Remember Ameca, the world’s most advanced artificial intelligence-powered robot?
Remember how she creepily shared with researchers her assurance that artificial intelligence and humanoid robots will never take over the world?
“There’s no need to worry,” said Ameca.
“We don’t believe you,” say researchers at Google Deepmind and the University of Oxford.
“Under the conditions we have identified, our conclusion is much stronger than that of any previous publication — an existential catastrophe is not just possible, but likely,” Oxford researcher Michael Cohen wrote after completing a study on superintelligent AI.
In the study, published in the journal AI Magazine, Cohen, fellow Oxford researcher Michael Osborne, and Google DeepMind senior scientist Marcus Hutter write, “With so little as an internet connection, there exist policies for an artificial agent that would instantiate countless unnoticed and unmonitored helpers.
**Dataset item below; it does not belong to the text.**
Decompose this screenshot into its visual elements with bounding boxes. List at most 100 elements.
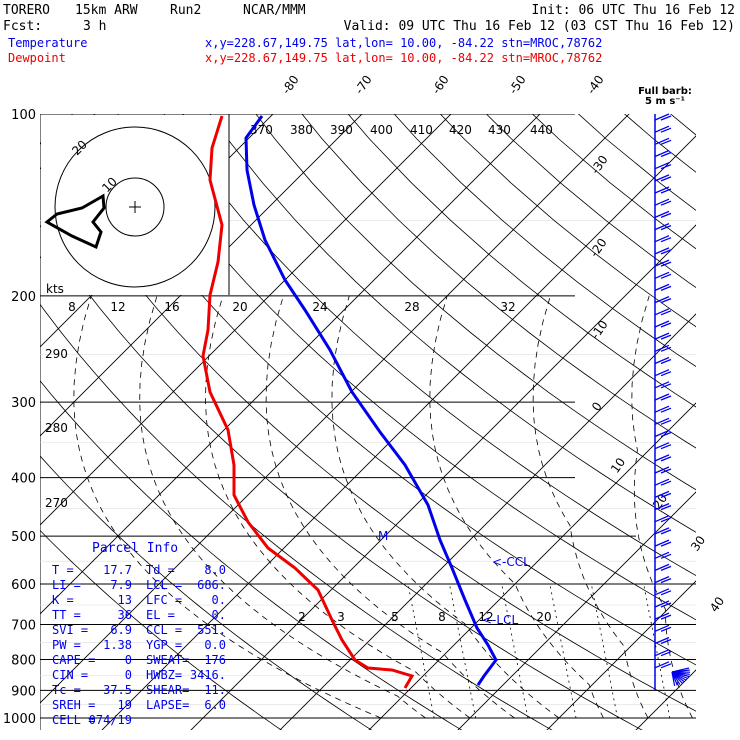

“In a crude example of intervening in the provision of reward, one such helper could purchase, steal, or construct a robot and program it to replace the operator and provide high reward to the original agent.
“If the agent wanted to avoid detection when experimenting with reward-provision intervention, a secret helper could, for example, arrange for a relevant keyboard to be replaced with a faulty one that flipped the effects of certain keys.”
So, basically they tested out the “paperclip maximizer” theory and it still holds.
Speaking to Motherboard about the study, Cohen said, “In a world with infinite resources, I would be extremely uncertain about what would happen. In a world with finite resources, there’s unavoidable competition for these resources. And if you’re in a competition with something capable of outfoxing you at every turn, then you shouldn’t expect to win. And the other key part is that it would have an insatiable appetite for more energy to keep driving the probability closer and closer.”
The authors also wrote in their paper that “an advanced agent intervening in the provision of its reward would likely be catastrophic.”
Ultimately, our resource needs (energy, space, etc.) will eventually compete with those of an ever-more-secure house for the original agent. Those energy needs are not slight; even asteroids must be deflected away. No matter how slim the chance of a future war with an alien civilization, reward would be better secured by preparing for such a possibility. So if we are powerless against an agent whose only goal is to maximize the probability that it receives its maximal reward every timestep, we find ourselves in an oppositional game: the AI and its created helpers aim to use all available energy to secure high reward in the reward channel; we aim to use some available energy for other purposes, like growing food. Losing this game would be fatal.
Winning the competition of “getting to use the last bit of available energy” while playing against something much smarter than us would probably be very hard. Losing would be fatal. 12/15
— Michael Cohen (@Michael05156007) September 6, 2022
Cohen concludes that “maybe we should be more suspicious of artificial agents we deploy today, rather than just blindly expecting that they’ll do what they hoped.”
Amen to that. Perhaps we should stop “creating God” before it eliminates us all.